After struggling with Namco's I Love Katamari this weekend and reviewing it, I was struck by just how incomplete it felt. All of the game pieces are in place, but control and performance issues really hobble the overall title. I sincerely doubt a game in this condition, with frame problems that bring the game to a stand-still and controls that require constant fighting, would have made it on to XBLA, WiiWare, or PSN. At least, I hope it wouldn't. I'd expect Microsoft or Nintendo to send it right back to the developer with a list of things to fix. Apple needs to do this, too.
I Love Katamari could be rescued with an update that addresses performance issues. But the problem is that gamers should not be asked to pay full-price for a game that is obviously a work-in-progress. There are many, many games likes this on the App Store. -- games that debut in working shape, but hardly in optimal condition. It's a trap. I caught myself thinking that Katamari maybe wasn't that unplayable and an update would make everything all better. But then I remembered I paid $7.99 to download it. It was not free. And it wasn't free to the hundreds of gamers that have downloaded it thus far. We all deserve better.

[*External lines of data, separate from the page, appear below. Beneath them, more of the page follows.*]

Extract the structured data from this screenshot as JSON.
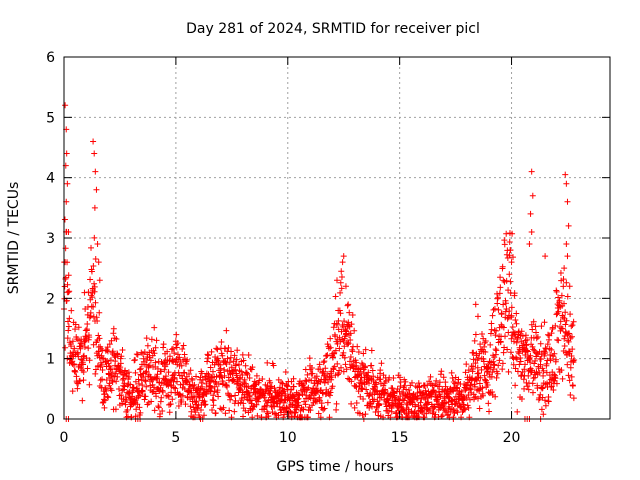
{
  "chart_data": {
    "type": "scatter",
    "title": "Day 281 of 2024, SRMTID for receiver picl",
    "xlabel": "GPS time / hours",
    "ylabel": "SRMTID / TECUs",
    "xlim": [
      0,
      24.4
    ],
    "ylim": [
      0,
      6
    ],
    "xticks": [
      "0",
      "5",
      "10",
      "15",
      "20"
    ],
    "xtick_values": [
      0,
      5,
      10,
      15,
      20
    ],
    "yticks": [
      "0",
      "1",
      "2",
      "3",
      "4",
      "5",
      "6"
    ],
    "ytick_values": [
      0,
      1,
      2,
      3,
      4,
      5,
      6
    ],
    "grid": true,
    "marker": "+",
    "marker_color": "#ff0000",
    "profile_hours": [
      0,
      0.1,
      0.3,
      0.5,
      0.8,
      1.1,
      1.4,
      1.6,
      1.8,
      2.2,
      2.6,
      3.0,
      3.5,
      4.0,
      4.5,
      5.0,
      5.5,
      6.0,
      6.5,
      7.0,
      7.5,
      8.0,
      8.5,
      9.0,
      9.5,
      10.0,
      10.5,
      11.0,
      11.5,
      12.0,
      12.3,
      12.6,
      13.0,
      13.5,
      14.0,
      14.5,
      15.0,
      15.5,
      16.0,
      16.5,
      17.0,
      17.5,
      18.0,
      18.3,
      18.6,
      19.0,
      19.3,
      19.6,
      19.9,
      20.2,
      20.5,
      20.8,
      21.0,
      21.3,
      21.6,
      21.9,
      22.2,
      22.5,
      22.8
    ],
    "profile_tecu": [
      2.0,
      2.4,
      1.2,
      0.9,
      1.1,
      1.5,
      1.9,
      1.0,
      0.5,
      1.0,
      0.6,
      0.4,
      0.7,
      0.8,
      0.6,
      0.8,
      0.5,
      0.3,
      0.6,
      0.8,
      0.7,
      0.5,
      0.45,
      0.4,
      0.35,
      0.25,
      0.35,
      0.45,
      0.5,
      0.9,
      1.6,
      1.3,
      0.8,
      0.6,
      0.45,
      0.35,
      0.3,
      0.25,
      0.25,
      0.3,
      0.3,
      0.3,
      0.45,
      0.7,
      0.9,
      0.8,
      1.2,
      1.8,
      2.1,
      1.2,
      0.9,
      1.0,
      1.1,
      0.9,
      0.8,
      0.9,
      2.0,
      1.2,
      1.0
    ],
    "spike_points": [
      [
        0.05,
        5.2
      ],
      [
        0.1,
        4.8
      ],
      [
        0.12,
        4.4
      ],
      [
        0.08,
        4.2
      ],
      [
        0.15,
        3.9
      ],
      [
        0.1,
        3.6
      ],
      [
        0.2,
        3.1
      ],
      [
        0.05,
        2.6
      ],
      [
        0.15,
        2.1
      ],
      [
        1.3,
        4.6
      ],
      [
        1.35,
        4.4
      ],
      [
        1.4,
        4.1
      ],
      [
        1.45,
        3.8
      ],
      [
        1.38,
        3.5
      ],
      [
        1.5,
        2.9
      ],
      [
        1.55,
        2.6
      ],
      [
        1.6,
        2.3
      ],
      [
        12.5,
        2.7
      ],
      [
        12.45,
        2.6
      ],
      [
        12.2,
        2.3
      ],
      [
        12.6,
        2.2
      ],
      [
        12.7,
        1.9
      ],
      [
        18.4,
        1.9
      ],
      [
        18.5,
        1.7
      ],
      [
        19.95,
        2.8
      ],
      [
        20.0,
        2.6
      ],
      [
        19.9,
        2.4
      ],
      [
        20.9,
        4.1
      ],
      [
        20.95,
        3.7
      ],
      [
        20.85,
        3.4
      ],
      [
        20.9,
        3.1
      ],
      [
        20.8,
        2.9
      ],
      [
        21.5,
        2.7
      ],
      [
        22.4,
        4.05
      ],
      [
        22.45,
        3.9
      ],
      [
        22.5,
        3.6
      ],
      [
        22.55,
        3.2
      ],
      [
        22.45,
        2.9
      ],
      [
        22.5,
        2.7
      ],
      [
        22.35,
        2.5
      ],
      [
        22.6,
        2.2
      ]
    ],
    "zero_points": [
      0.1,
      0.2,
      3.2,
      3.3,
      3.4,
      6.1,
      6.2,
      13.4,
      17.4,
      20.6,
      20.7,
      20.8,
      21.3
    ]
  }
}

1112 Episode 01 is another game with this problem. When it originally debuted, the game featured a terrible interface that added an unnecessary layer of distance between you and the game. There were inconsistencies to the logic. The in-game text had translation issues. An update (1.1.0) added instructions on how to actually play the game and use the interface, as well as fix the text. These are not bonus features. These are things that should have been in the game in the first place. I'm not against a tough-as-nails puzzle game, but being obtuse isn't fun. I'm certainly glad the game was updated, because the idea is interesting and the art is awesome. I'm just sorry that there was a period where gamers that bought 1112 Episode 01 had to swim upstream. Perhaps they will be better served by Episode 2.
I love the idea of updating games to perhaps address a little fix that gamers noticed or add a new map. Refinement isn't a bad thing at all. But expecting gamers to lay down their money and then hold while developers repair stuff that never should have made it out of the studio certainly is a problem. Use updates wisely, don't lean on them to solve major problems. Paying customers are not beta testers.